Isabel Machado, da Associação pelo Documentário — Apordoc, afirmou que Miguel Honrado não quer alterar a forma de nomeação dos júris porque “está refém de interesses privados”. “O secretário de Estado tem receio de que as operadoras deixem de financiar o cinema”, acrescentou, referindo-se às regras atuais.

As operadoras de televisão por cabo (NOS, Meo e Vodafone, entre outras), assim como o regulador Anacom, estão obrigados a pagar uma taxa de anual que reverte para o ICA e visa o financiamento de obras cinematográficas através de concurso.

Numa demonstração de que o diálogo com o Ministério da Cultura chegou mesmo ao fim, os cineastas disseram ter solicitado uma reunião com o primeiro-ministro, António Costa. O pedido seguiu a 2 de fevereiro e ainda não obteve resposta, informaram. A acontecer, o encontro terá como representantes Luís Urbano, Cíntia Gil (festival DocLisboa) e Teresa Villaverde (realizadora).

Outra forma de protesto, em torno do Festival de Berlim, será a recolha de assinaturas junto de “agentes internacionais” de cinema, para uma carta com a posição dos cineastas. O documento será depois entregue ao primeiro-ministro e ao presidente da República, segundo Luís Urbano.

A posição é apoiada pela Associação Portuguesa de Realizadores (APR), APCI, Apordoc, pelo Sindicato dos Profissionais do Espetáculo (CENA) e ainda pelos festivais IndieLisboa, DocLisboa e Curtas Vila do Conde, entre outros.

Os representantes da APR disseram ter 116 associados, o que constitui a “esmagadora maioria” dos realizadores portugueses.

Também marcaram presença na conferência de imprensa a realizadora Salomé Lamas, cujo filme “Eldorado XXI” estará em Berlim, e a dupla João Pedro Rodrigues e João Rui Guerra da Mata.

Estes profissionais estão contra a proposta de lei do Governo, ainda não divulgada em público mas da qual tiveram conhecimento oficial a 2 de janeiro, que revê as regras e os programas de apoio financeiro a obras cinematográficas.

A proposta mantém as regras estabelecidas por lei em 2013, segundo as quais a nomeação dos júris está a cargo da SECA — Secção Especializada do Cinema e do Audiovisual, do Conselho Nacional de Cultura (órgão consultivo do governo). Deveria ser o ICA a nomear os júris, sustentam, para se evitar “conflitos de interesses”.

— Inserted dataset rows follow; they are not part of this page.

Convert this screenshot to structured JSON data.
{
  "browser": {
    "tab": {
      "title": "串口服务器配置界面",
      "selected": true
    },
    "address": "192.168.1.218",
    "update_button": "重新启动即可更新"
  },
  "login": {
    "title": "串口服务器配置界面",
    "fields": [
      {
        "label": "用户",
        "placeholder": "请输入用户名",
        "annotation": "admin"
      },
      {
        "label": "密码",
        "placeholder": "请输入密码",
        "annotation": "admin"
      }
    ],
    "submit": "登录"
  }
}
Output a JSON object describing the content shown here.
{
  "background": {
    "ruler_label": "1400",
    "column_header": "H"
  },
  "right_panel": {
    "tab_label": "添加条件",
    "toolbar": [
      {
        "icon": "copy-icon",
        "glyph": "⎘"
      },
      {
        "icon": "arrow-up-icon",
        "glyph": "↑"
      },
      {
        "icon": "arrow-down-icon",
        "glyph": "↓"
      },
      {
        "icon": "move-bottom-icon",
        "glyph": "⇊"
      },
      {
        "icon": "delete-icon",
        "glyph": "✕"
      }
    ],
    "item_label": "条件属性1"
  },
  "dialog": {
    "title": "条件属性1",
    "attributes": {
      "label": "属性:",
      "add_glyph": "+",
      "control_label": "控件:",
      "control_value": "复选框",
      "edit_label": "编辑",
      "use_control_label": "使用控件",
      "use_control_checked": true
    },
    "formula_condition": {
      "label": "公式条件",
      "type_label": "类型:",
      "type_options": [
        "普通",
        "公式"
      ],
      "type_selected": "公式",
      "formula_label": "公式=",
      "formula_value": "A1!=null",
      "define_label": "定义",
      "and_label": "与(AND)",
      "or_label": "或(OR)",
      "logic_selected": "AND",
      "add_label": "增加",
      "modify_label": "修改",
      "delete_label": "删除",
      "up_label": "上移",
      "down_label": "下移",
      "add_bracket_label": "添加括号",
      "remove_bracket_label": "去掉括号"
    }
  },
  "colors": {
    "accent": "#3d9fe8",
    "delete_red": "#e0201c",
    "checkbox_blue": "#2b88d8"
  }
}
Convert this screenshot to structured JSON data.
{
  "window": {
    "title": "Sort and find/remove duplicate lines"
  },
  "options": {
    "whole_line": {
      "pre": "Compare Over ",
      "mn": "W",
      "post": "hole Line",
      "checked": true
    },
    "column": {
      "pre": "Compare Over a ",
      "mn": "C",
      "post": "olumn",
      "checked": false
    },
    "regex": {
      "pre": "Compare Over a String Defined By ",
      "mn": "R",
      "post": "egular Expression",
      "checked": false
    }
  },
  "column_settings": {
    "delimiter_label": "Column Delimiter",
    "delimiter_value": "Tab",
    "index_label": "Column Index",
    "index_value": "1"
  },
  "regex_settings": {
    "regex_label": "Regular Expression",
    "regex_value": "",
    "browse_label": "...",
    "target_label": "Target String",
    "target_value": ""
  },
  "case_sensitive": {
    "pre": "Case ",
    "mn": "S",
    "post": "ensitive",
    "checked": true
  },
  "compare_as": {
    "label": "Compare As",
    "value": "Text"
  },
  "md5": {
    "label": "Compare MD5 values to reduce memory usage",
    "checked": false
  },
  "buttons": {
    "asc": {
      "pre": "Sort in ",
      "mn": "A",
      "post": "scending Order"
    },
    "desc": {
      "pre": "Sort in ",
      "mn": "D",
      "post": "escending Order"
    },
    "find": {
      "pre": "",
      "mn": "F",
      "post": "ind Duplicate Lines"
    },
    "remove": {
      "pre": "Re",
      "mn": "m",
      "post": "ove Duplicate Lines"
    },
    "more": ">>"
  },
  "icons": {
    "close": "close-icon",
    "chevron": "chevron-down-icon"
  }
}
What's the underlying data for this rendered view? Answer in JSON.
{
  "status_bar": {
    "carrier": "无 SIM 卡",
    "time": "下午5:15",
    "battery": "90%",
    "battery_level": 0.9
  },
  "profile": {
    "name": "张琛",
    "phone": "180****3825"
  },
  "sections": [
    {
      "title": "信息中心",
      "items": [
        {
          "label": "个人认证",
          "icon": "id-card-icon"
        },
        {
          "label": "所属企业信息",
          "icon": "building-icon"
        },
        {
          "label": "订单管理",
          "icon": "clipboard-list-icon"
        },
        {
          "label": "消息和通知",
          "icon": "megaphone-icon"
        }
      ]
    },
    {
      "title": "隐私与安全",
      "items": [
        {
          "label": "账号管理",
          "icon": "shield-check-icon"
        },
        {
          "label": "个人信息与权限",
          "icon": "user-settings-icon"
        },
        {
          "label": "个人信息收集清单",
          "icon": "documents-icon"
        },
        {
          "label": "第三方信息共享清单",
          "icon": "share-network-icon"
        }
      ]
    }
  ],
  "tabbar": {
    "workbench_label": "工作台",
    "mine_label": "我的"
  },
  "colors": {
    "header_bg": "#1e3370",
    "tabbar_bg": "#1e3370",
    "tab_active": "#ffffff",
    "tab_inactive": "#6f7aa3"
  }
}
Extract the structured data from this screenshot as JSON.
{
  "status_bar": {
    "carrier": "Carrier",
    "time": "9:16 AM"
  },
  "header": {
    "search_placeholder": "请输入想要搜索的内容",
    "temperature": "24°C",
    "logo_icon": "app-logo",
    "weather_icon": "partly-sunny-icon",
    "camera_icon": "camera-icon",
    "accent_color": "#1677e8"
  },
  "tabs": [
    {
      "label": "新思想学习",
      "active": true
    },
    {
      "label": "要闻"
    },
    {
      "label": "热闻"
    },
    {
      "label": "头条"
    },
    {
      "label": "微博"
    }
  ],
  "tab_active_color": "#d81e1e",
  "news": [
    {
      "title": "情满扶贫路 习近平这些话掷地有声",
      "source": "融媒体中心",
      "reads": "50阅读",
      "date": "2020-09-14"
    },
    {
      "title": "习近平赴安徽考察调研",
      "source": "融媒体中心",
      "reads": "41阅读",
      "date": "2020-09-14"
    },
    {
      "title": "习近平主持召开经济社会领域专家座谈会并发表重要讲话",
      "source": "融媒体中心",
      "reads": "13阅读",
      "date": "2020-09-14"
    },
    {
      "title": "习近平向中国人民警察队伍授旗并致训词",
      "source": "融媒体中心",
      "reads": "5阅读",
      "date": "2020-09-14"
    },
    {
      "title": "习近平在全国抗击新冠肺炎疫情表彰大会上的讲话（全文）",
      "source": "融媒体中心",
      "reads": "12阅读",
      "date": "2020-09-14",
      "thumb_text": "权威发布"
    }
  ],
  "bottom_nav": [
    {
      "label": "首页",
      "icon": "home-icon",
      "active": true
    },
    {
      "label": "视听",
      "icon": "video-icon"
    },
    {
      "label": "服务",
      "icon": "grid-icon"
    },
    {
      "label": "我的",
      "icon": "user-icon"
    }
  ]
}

“Ser júri de um concurso público é uma tarefa de grande responsabilidade que deve estar acometida ao organismo que promove os programas de apoio, ou seja, o ICA, e não à SECA, que não tem natureza executiva, apenas consultiva”, defendeu Luís Urbano, sustentado num parecer jurídico recente que solicitou aos juristas Margarida Vaz e João Afonso Parente. “Não queremos um ICA distribuidor de dinheiros, queremos que assuma todas as suas competências.”

Questionada sobre exemplos concretos de efeitos negativos das atuais regras, Cíntia Gil não quis “entrar no tipo de discurso sobre se este jurado ou aquele filme são bons ou maus”, mas disse que a consulta dos currículos dos membros dos júris demonstra “conflitos de interesses e algumas lacunas nos requisitos de reconhecido mérito cultural e idoneidade”

A consequência de existirem júris nomeados pela SECA é “falta de diversidade”, afirmou Cíntia Gil, “e eventual falta de liberdade” dos criadores.

“A liberdade e a independência que têm caracterizado o cinema português estão ameaçadas”, acrescentou Filipa Reis, da APR. “Os operadores de televisão por cabo têm interesses privados nos resultados dos concursos”, sublinhou. A sugestão implícita é a de que empresas como a Nos, que além do serviço por cabo detém canais e salas de cinema, possam ter os seus representantes nos júris a votar favoravelmente propostas cinematográficas com mais importância comercial que estética.

Na tarde de terça-feira, o Ministério da Cultura informou o Observador de que a proposta de lei deverá ser aprovada a tempo dos concursos deste ano. Perante “diferentes visões” sobre esta matéria houve aspectos sobre os quais “foi necessária uma tomada de posição”.

A saber: “No que concerne à eleição do júri para a seleção dos projetos a concurso, o ICA compõe uma bolsa de jurados e distribui os júris pelos vários concursos tendo por base uma lista bastante alargada proveniente da SECA; e a SECA passa a ter mais assentos, integrando um maior número e uma maior diversidade de representantes do setor do cinema e do audiovisual.”